Mailgun have the ability to “whitelist” individual email addresses or whole domains so they will not stop sending to them. That’s exactly what I needed to put in a long term fix for this problem. It’s not available through their website, but you can do it through their API. That was fine, we’re using the API for other things so I can adapt some code to use it for this.
Unfortunately, the docs for whitelisting an email address are currently incorrect. I had some back and forth with their support people and they gave me the following curl example for how to whitelist an email address:
curl -i -X POST -u api:[your api key] https://api.eu.mailgun.net/v3/[your mailgun domain]/whitelists -F address=[your email address]
Where [your api key] and [your mailgun domain] and [your email address] get replaced by your details.
Remember that if you’re in Europe, you’re probably using the EU API, not the one in the docs, so you’ll need to change the API domain to https://api.eu.mailgun.net
To whitelist a whole domain, use:
curl -i -X POST -u api:[your api key] https://api.mailgun.net/v3/[your mailgun domain]/whitelists -F domain=[your email domain]

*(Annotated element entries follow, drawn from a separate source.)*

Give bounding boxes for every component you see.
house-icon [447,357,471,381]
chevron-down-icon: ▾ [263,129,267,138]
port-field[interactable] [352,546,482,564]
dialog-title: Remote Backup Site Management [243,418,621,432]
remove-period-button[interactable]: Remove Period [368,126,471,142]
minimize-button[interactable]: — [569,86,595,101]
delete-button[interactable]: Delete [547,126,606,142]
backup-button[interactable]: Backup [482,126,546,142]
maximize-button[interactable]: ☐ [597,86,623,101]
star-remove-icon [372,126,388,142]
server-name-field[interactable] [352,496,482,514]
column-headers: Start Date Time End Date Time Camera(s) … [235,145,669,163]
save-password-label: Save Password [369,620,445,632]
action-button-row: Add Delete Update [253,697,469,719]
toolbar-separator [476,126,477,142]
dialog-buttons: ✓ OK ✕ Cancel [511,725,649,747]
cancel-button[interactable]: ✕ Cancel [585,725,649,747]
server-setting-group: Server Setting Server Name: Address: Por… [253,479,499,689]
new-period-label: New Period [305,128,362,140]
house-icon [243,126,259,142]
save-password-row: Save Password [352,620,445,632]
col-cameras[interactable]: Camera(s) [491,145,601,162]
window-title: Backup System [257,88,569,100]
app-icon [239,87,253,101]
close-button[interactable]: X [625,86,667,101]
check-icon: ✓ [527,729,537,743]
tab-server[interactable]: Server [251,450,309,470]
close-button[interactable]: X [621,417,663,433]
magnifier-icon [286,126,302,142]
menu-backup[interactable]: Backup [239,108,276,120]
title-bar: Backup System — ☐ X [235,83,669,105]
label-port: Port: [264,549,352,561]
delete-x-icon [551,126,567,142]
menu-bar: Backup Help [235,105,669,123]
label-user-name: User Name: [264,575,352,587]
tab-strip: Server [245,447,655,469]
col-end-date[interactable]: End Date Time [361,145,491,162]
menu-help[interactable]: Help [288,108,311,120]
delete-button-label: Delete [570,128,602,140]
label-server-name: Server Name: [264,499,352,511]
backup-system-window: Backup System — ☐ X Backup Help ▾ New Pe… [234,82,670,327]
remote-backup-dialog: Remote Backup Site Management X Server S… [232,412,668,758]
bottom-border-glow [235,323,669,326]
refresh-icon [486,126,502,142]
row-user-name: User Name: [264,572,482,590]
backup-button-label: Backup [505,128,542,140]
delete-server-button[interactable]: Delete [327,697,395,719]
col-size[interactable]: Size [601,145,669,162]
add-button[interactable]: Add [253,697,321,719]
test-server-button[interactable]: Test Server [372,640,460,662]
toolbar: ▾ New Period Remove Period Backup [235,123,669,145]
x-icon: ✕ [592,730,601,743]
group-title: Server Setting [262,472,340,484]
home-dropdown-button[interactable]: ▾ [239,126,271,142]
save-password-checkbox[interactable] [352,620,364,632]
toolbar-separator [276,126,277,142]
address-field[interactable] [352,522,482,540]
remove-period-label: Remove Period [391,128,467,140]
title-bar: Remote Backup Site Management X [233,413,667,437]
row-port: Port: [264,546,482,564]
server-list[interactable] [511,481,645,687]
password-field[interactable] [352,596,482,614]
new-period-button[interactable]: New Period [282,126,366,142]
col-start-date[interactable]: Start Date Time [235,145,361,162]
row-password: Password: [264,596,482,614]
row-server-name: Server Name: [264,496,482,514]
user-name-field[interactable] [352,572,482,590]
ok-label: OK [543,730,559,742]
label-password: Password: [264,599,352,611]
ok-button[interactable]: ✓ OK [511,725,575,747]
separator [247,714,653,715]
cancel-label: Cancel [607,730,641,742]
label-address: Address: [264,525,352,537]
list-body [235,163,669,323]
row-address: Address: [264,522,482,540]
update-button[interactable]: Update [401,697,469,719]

Finally, to check the whitelist, use this:
curl -i -X GET -u api:[your api key] https://api.mailgun.net/v3/[your mailgun domain]/whitelists
This was a frustrating situation as it took a while for their support to understand that giving me back the incorrect examples from the docs wasn’t helping, but they did come through for us in the end and were polite and trying to be helpful throughout. Hopefully they’ll get their docs updated soon.